British music historian (1928–2014)

Philip George Downs (March 5, 1928 – January 5, 2014) was a British musicologist and music historian who was among the leading and pioneering music historians of the Classical era of music. His published works on the analysis and significance of the music of Haydn, Mozart, and Beethoven served as the basis of study for many music scholars.

==Career==
Downs taught at University of Melbourne from 1965 to 1969. He then accepted a professorship at University of Western Ontario in London, Canada, where he remained from 1969 to 2014.

His principal publications were of central importance to the understanding of the Classical era of music.

In 1970, Downs contributed his extended paper analyzing the first movement of Beethoven's Eroica Symphony, "Beethoven's 'New Way' and the 'Eroica' ", published in a special edition of The Musical Quarterly in 1970, the Beethoven bicentennial. The issue was also published separately in hardcover as The Creative World of Beethoven edited by Paul Henry Lang. Downs placed Beethoven's comment about his "new way" of composing to the year 1802 to 1803 (when the Third Symphony was begun). He further demonstrated how this new style of composition was used in the Eroica symphony first movement, depicting a purgatorial pathway through psychological challenges to a higher state of purification, yet still operating within the classical forms. This paper is a much referenced source for Eroica analysis, with about 42 citations currently in published research.

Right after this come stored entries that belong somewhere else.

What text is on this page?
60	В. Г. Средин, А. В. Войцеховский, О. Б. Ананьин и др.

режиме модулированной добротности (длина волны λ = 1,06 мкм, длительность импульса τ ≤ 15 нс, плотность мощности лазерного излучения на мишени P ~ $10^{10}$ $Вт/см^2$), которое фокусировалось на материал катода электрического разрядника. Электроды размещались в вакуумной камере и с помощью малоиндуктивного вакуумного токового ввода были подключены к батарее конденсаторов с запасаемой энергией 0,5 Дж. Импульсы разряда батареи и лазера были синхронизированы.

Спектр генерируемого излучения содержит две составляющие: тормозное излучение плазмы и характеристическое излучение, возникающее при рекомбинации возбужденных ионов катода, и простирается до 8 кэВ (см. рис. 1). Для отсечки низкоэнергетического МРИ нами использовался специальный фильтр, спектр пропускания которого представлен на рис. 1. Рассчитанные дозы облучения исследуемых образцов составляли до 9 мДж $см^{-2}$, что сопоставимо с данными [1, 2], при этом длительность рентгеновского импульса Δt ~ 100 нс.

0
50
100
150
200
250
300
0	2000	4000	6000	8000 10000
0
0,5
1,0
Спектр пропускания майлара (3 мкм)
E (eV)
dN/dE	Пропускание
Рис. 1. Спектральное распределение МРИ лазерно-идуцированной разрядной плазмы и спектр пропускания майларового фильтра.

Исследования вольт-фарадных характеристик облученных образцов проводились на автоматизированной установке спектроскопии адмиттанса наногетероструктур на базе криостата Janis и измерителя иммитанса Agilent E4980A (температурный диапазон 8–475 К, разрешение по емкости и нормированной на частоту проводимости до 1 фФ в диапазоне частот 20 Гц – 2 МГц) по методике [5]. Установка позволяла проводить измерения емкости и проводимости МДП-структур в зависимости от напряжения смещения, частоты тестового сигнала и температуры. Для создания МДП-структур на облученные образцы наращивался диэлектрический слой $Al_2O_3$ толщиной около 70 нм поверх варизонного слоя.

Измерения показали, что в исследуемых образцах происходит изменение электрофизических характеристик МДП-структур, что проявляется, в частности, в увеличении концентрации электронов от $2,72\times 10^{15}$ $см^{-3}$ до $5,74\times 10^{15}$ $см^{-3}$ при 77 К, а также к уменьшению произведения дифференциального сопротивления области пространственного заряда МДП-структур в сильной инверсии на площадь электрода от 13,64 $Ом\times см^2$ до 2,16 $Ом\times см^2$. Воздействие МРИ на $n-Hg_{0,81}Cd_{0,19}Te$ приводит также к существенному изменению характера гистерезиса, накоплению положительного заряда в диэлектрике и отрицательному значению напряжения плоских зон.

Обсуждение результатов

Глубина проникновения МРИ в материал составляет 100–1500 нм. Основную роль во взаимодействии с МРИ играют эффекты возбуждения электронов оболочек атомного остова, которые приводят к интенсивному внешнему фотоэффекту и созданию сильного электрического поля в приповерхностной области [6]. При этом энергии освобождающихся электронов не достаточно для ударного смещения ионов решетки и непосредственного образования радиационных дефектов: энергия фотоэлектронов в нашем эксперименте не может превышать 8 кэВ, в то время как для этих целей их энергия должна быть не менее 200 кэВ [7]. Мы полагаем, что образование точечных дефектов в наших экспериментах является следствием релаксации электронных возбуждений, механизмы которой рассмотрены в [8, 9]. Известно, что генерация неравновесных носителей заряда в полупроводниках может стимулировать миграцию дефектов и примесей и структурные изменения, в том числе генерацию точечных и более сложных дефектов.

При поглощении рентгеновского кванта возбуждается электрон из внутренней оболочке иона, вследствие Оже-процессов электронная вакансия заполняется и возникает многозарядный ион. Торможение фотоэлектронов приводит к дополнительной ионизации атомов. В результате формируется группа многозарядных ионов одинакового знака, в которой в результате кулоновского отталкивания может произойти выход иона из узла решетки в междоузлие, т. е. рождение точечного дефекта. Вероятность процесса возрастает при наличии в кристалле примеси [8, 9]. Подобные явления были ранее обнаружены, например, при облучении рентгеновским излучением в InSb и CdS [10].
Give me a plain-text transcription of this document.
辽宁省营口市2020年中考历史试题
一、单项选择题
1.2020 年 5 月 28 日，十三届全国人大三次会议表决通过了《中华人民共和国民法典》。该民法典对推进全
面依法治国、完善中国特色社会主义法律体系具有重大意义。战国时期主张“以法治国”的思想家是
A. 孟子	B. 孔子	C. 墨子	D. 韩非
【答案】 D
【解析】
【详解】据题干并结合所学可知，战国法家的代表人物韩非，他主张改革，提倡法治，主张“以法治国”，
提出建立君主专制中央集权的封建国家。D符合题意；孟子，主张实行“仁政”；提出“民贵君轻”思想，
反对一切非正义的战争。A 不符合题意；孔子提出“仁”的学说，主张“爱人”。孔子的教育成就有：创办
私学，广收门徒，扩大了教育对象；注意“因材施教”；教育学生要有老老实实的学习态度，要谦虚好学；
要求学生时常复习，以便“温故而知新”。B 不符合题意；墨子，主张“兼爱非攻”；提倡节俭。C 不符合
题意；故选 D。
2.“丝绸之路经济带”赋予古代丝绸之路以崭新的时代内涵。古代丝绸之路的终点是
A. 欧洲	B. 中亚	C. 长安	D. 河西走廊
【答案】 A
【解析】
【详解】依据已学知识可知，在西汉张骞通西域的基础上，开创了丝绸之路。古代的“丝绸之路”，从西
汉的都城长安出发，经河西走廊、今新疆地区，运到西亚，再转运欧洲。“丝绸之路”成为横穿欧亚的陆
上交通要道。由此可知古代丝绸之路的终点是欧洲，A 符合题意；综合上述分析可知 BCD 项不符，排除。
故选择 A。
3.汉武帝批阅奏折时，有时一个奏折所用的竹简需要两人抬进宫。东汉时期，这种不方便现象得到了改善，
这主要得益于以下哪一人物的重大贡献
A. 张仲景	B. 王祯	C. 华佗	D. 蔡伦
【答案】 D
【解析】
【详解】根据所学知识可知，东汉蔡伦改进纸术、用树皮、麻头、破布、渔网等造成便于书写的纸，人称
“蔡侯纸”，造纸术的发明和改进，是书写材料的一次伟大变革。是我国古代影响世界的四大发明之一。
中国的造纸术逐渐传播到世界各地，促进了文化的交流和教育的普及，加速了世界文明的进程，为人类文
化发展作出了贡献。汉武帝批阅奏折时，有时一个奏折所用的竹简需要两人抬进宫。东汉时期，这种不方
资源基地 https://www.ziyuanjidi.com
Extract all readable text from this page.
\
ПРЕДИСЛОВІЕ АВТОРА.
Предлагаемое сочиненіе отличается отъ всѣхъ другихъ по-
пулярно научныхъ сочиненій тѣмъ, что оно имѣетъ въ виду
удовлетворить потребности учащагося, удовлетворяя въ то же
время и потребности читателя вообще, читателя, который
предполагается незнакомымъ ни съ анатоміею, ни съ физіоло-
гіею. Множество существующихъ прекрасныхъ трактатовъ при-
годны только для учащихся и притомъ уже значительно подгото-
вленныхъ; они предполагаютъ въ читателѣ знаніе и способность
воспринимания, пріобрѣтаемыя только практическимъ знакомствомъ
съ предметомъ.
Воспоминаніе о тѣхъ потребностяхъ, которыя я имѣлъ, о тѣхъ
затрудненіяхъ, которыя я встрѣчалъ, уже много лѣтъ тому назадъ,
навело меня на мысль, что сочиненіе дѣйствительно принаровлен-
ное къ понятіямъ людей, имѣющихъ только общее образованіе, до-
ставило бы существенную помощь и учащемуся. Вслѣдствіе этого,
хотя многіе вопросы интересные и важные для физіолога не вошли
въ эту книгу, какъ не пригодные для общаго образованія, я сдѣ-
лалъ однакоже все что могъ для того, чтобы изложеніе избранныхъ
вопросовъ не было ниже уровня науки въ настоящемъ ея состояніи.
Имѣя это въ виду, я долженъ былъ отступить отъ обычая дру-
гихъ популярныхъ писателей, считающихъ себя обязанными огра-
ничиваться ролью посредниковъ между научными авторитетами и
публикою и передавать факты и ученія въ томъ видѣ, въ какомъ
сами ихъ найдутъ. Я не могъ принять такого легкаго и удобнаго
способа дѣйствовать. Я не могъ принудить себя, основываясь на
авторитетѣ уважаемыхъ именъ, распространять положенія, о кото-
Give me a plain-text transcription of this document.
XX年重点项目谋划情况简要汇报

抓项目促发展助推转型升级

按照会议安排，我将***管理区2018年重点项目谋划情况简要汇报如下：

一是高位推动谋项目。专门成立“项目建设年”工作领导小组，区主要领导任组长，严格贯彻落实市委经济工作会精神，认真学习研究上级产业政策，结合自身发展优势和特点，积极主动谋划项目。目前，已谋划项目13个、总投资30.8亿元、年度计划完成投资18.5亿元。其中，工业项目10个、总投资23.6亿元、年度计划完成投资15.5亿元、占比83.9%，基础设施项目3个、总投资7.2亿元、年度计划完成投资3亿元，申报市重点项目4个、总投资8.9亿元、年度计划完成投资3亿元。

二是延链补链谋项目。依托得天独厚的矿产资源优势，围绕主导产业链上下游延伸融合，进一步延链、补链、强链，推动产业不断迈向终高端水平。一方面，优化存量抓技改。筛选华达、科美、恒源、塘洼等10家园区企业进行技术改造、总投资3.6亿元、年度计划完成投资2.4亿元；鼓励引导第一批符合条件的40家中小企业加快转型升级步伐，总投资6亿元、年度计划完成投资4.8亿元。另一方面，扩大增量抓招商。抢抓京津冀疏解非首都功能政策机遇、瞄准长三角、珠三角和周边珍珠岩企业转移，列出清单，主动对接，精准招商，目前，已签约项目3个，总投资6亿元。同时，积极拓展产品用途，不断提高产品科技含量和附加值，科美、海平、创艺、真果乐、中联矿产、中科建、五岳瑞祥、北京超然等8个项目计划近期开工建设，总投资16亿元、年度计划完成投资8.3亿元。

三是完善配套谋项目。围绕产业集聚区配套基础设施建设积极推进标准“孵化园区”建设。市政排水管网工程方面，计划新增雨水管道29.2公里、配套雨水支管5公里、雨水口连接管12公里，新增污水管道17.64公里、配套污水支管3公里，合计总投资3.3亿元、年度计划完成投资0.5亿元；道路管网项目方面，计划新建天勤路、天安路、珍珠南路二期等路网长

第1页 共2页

Downs was commissioned to write a major volume for the Norton Introduction to Music History series. The book, Classical Music : The Era of Haydn, Mozart and Beethoven, was published in 1992 and extended to 720 pages, including analysis and new insights into the major works of Haydn, Mozart and Beethoven, an era which Downs described as the "Golden Age" of music. The book was subject to republishing in several languages, including Chinese, Italian, and Spanish. Music history courses at universities often refer to this book for course study and it is a staple resource in music libraries. The book currently appears in 7 editions in 862 libraries in North America.

Downs authored several articles in The Canadian Encyclopedia, including Clifford Evens, Music in London, Clifford von Custer, and Martin Boundy.

Downs authored the notes and historical articles for concert programs of the London Symphony Orchestra, later known as Orchestra London.

Downs was Chairman of Music History at University of Western Ontario from 1985 to 1993. The Faculty of Music at Western developed a PhD program in Musicology and Music History in 1987.

The Philip Downs Scholarship in Music History, University of Western Ontario, was established in his name beginning in 2008.